A joint announcement by the Transport, Justice and Innovation ministers and the chief of police said visible signs would be installed to warn drivers of fixed and mobile cameras and the legal speed limit in that area.

The announcement came after a meeting on Monday, where it was stressed that the public needs to be properly informed on how the camera system operates.

Since 25 October, speed cameras were officially back on the island’s roads as the re-introduced traffic monitoring network went live.

Up to the end of the year, four fixed cameras and four mobile cameras are up and running as part of a pilot program.

According to police, the four cameras set up at a busy Nicosia junction on Grivas Digheni and Demosthenis Severis Avenues and the other four mobile cameras have recorded thousands of violations daily.

Each of the four cameras at the busy Nicosia junction records on average 500 violations a day.

Until the end of the year, no offending motorist will receive a fine as operators of the system will only be sending out warnings, giving time for drivers to familiarise themselves.

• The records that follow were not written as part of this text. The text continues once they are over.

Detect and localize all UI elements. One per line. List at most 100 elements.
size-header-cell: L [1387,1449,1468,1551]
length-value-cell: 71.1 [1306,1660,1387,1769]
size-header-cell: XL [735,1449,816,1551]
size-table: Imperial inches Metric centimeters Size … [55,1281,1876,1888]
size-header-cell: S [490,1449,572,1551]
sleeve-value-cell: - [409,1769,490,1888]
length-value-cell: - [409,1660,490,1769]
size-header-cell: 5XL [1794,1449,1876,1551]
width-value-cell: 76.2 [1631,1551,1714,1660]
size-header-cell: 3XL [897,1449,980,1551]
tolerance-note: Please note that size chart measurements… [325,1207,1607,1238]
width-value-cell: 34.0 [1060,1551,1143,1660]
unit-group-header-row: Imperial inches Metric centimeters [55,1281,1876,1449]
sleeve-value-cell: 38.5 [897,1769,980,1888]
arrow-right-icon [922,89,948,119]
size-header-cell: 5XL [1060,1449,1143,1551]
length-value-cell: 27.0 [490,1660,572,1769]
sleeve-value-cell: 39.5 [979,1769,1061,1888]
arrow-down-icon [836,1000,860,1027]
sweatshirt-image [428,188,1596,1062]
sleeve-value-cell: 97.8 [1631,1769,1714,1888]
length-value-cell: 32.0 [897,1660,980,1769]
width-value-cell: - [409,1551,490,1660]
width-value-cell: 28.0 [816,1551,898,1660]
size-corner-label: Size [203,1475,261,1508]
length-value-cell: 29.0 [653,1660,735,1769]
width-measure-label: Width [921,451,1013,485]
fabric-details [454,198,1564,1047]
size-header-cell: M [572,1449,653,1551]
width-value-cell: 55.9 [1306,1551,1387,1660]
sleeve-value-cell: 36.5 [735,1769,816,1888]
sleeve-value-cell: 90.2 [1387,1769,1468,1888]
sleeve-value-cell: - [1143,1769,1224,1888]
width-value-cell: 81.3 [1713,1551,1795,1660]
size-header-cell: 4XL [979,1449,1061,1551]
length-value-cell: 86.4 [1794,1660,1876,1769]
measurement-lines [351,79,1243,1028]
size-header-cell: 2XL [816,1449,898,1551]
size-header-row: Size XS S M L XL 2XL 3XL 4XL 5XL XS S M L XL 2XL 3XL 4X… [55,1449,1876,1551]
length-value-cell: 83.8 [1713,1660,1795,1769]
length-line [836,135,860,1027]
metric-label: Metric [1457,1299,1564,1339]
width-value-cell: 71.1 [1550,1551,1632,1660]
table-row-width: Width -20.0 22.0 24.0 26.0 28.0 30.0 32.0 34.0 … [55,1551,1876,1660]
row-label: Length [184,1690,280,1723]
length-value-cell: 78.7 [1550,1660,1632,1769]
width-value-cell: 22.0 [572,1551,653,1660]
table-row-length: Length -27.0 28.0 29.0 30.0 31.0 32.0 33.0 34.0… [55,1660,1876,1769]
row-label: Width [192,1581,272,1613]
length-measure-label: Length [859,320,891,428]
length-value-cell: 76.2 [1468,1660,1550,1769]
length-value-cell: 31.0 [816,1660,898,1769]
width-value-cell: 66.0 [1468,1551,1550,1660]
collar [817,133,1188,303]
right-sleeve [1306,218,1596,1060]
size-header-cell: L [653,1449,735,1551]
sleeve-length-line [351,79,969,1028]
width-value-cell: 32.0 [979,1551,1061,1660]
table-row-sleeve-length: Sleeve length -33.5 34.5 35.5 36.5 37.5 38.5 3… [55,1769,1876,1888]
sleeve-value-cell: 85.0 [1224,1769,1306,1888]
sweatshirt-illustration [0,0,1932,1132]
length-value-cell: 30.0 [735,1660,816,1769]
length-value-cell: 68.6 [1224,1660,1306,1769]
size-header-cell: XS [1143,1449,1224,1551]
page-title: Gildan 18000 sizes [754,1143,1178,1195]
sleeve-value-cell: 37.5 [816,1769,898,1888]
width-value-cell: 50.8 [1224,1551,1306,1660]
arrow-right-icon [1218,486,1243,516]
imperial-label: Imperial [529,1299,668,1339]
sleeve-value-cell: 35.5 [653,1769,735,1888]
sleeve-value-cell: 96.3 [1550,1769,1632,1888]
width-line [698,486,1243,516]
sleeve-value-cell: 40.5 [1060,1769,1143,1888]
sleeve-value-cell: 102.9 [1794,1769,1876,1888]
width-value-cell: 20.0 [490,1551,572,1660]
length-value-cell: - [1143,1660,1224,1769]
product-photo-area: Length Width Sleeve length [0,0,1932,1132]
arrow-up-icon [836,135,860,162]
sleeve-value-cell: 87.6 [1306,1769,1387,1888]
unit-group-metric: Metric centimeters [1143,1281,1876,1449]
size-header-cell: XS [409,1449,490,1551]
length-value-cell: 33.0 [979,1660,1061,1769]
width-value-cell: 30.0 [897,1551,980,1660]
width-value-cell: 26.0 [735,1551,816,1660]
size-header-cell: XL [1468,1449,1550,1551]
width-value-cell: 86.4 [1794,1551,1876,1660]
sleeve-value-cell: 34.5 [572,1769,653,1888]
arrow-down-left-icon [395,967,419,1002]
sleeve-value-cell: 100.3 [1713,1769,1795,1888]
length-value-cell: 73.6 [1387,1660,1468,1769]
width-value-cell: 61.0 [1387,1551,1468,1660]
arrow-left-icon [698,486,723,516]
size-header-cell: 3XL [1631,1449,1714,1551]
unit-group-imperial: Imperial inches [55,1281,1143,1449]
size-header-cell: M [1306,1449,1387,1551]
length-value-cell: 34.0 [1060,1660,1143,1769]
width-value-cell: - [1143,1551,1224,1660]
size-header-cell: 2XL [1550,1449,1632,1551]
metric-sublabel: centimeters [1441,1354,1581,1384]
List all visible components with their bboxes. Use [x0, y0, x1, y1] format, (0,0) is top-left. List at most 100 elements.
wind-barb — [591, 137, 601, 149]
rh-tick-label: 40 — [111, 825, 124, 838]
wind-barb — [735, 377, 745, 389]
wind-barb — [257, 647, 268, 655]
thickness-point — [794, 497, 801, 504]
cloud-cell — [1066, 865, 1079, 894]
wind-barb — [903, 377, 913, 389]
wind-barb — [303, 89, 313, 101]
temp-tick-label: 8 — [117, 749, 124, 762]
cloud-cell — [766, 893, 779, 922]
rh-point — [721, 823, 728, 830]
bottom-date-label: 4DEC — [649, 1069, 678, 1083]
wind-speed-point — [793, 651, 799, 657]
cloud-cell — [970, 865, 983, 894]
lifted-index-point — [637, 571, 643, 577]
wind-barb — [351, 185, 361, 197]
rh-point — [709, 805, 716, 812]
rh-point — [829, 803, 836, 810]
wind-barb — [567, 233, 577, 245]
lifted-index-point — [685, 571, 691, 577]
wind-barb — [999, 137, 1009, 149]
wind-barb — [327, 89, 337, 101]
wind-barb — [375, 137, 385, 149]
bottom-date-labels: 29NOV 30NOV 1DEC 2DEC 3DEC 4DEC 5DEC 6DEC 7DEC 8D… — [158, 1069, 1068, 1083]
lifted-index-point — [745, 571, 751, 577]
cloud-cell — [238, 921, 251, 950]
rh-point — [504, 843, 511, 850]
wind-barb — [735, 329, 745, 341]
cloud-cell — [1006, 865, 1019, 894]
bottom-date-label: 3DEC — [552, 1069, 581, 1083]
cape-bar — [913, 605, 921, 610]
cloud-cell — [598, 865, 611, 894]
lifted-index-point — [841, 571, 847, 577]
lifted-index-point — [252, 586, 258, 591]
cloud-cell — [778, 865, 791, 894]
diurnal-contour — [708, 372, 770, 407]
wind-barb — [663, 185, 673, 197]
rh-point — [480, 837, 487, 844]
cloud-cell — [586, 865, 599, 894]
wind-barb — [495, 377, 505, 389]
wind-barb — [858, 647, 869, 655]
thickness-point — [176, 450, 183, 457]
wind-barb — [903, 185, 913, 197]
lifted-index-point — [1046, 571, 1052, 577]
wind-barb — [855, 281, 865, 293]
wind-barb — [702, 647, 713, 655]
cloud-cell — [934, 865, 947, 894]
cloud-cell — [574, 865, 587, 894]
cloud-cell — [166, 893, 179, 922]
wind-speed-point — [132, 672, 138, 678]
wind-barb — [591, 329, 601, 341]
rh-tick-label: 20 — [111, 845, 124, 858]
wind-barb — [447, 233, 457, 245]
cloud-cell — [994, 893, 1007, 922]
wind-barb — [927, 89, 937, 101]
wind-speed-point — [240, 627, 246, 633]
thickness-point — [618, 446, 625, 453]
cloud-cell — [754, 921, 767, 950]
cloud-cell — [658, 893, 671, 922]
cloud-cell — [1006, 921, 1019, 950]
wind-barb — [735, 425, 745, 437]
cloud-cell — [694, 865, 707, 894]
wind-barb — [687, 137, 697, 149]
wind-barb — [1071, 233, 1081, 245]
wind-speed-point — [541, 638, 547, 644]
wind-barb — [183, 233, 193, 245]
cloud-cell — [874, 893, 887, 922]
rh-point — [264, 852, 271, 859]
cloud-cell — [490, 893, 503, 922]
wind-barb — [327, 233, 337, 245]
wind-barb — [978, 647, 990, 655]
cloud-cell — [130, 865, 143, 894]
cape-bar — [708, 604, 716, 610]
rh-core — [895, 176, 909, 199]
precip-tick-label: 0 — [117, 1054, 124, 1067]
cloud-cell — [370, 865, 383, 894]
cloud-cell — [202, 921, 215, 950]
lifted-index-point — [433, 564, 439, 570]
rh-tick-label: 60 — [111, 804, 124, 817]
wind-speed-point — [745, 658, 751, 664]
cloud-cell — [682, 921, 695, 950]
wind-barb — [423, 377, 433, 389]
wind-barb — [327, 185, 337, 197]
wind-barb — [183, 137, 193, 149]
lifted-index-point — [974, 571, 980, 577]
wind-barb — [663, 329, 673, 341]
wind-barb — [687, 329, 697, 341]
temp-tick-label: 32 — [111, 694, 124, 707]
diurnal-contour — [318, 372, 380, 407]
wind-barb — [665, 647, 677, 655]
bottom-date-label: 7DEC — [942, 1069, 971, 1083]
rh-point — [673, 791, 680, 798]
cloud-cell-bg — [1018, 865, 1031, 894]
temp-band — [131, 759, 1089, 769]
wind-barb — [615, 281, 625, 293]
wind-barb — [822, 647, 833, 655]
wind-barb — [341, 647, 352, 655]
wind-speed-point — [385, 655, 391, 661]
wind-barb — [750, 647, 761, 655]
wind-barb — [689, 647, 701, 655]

Until January, offending drivers will be sent warnings through the post but not fines or penalty points.

From January, fines will be sent to the owner of the offending vehicle, who will then have 15 days to declare who was behind the wheel at the time.

Cameras will monitor speed violations, motorists not wearing a seat belt, motorcyclists not wearing crash helmets, the use of mobile phones whilst driving, and drivers not complying with the traffic light system.

The project is implemented in three phases, with 90 fixed cameras installed at 30 locations to monitor red light and stop sign infringements.

Twenty fixed, and 16 mobile cameras will be installed in the first six months, with an additional 66 cameras in the third stage in the following 12 months.

It will be completed in about two years.

The €34 mln project has Cyprus Police feeling confident the re-introduction of traffic cameras will help reduce road accident-related deaths.

When Cyprus introduced speed cameras in 12 locations 14 years ago, road accidents were reduced by over 50%.

Traffic cameras were first introduced in 2007, but technical and legal issues over the ownership of the platform and collection of fines forced the government to switch them off.

As an EU member, Cyprus has adopted the European target of a 50% reduction in road fatalities and a 50% reduction in serious injuries by 2030.